Мейлин тоже увидела роковое изменение цвета серебра и вспомнила о его просьбе поговорить с Алисон наедине. Ей не хотелось уходить, но она была слишком многим обязана человеку, который с самого начала поверил в нее и не утратил этой веры даже сейчас. И она неожиданно услышала свой голос:

– Мне кажется, что лучше оставить вас наедине. Но я весь вечер буду у себя. Алисон, если вам понадобится помощь в уборке…

Джеймс проводил Мейлин до двери, а вернувшись в гостиную, обнаружил, что Алисон стоит посреди хаоса, видимо, только теперь осознав, сколько труда пропало: пропали уникальные летние снимки, когда влажный воздух Гонконга, напоенный непролитыми слезами дождя, дрожал, создавая уникальное освещение.

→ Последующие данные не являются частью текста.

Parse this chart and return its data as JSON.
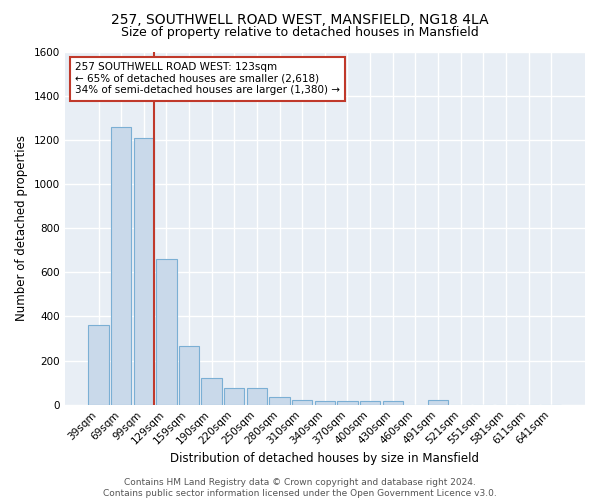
{
  "title1": "257, SOUTHWELL ROAD WEST, MANSFIELD, NG18 4LA",
  "title2": "Size of property relative to detached houses in Mansfield",
  "xlabel": "Distribution of detached houses by size in Mansfield",
  "ylabel": "Number of detached properties",
  "footer": "Contains HM Land Registry data © Crown copyright and database right 2024.\nContains public sector information licensed under the Open Government Licence v3.0.",
  "bins": [
    "39sqm",
    "69sqm",
    "99sqm",
    "129sqm",
    "159sqm",
    "190sqm",
    "220sqm",
    "250sqm",
    "280sqm",
    "310sqm",
    "340sqm",
    "370sqm",
    "400sqm",
    "430sqm",
    "460sqm",
    "491sqm",
    "521sqm",
    "551sqm",
    "581sqm",
    "611sqm",
    "641sqm"
  ],
  "values": [
    360,
    1258,
    1210,
    660,
    265,
    120,
    75,
    75,
    35,
    22,
    15,
    15,
    15,
    15,
    0,
    20,
    0,
    0,
    0,
    0,
    0
  ],
  "bar_color": "#c9d9ea",
  "bar_edge_color": "#7bafd4",
  "bar_linewidth": 0.8,
  "vline_color": "#c0392b",
  "vline_linewidth": 1.5,
  "annotation_line1": "257 SOUTHWELL ROAD WEST: 123sqm",
  "annotation_line2": "← 65% of detached houses are smaller (2,618)",
  "annotation_line3": "34% of semi-detached houses are larger (1,380) →",
  "annotation_box_color": "#c0392b",
  "ylim": [
    0,
    1600
  ],
  "background_color": "#e8eef5",
  "grid_color": "#ffffff",
  "title1_fontsize": 10,
  "title2_fontsize": 9,
  "xlabel_fontsize": 8.5,
  "ylabel_fontsize": 8.5,
  "tick_fontsize": 7.5,
  "footer_fontsize": 6.5
}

Алисон готова была заплакать, но вдруг оказалась в его объятиях. Несмотря на толстый халат, она ощущала тепло и силу его тела. Джеймс тоже чувствовал ее тепло и мягкость, а прижав крепче, ощутил частое биение ее сердца.

– Алисон, Алисон, – прошептал он, нежно касаясь губами ее влажных волос.

Алисон еще не приходилось слышать такой страстный шепот, но ее сердце сразу поняло это, и подняв голову, она прочитала в его глазах такое желание, что губы ее задрожали, ожидая прикосновения его губ.

Но Джеймс не поцеловал ее; его страсть погасла, уступив место муке, и когда он заговорил, его голос был резок:

– Вам нужно уехать из Гонконга.

Алисон не знала, что произошло в следующее мгновение – то ли он отпустил ее, то ли она сама отстранилась от него. Но оказалось, что они уже не обнимают друг друга, а стоят на расстоянии вытянутой руки.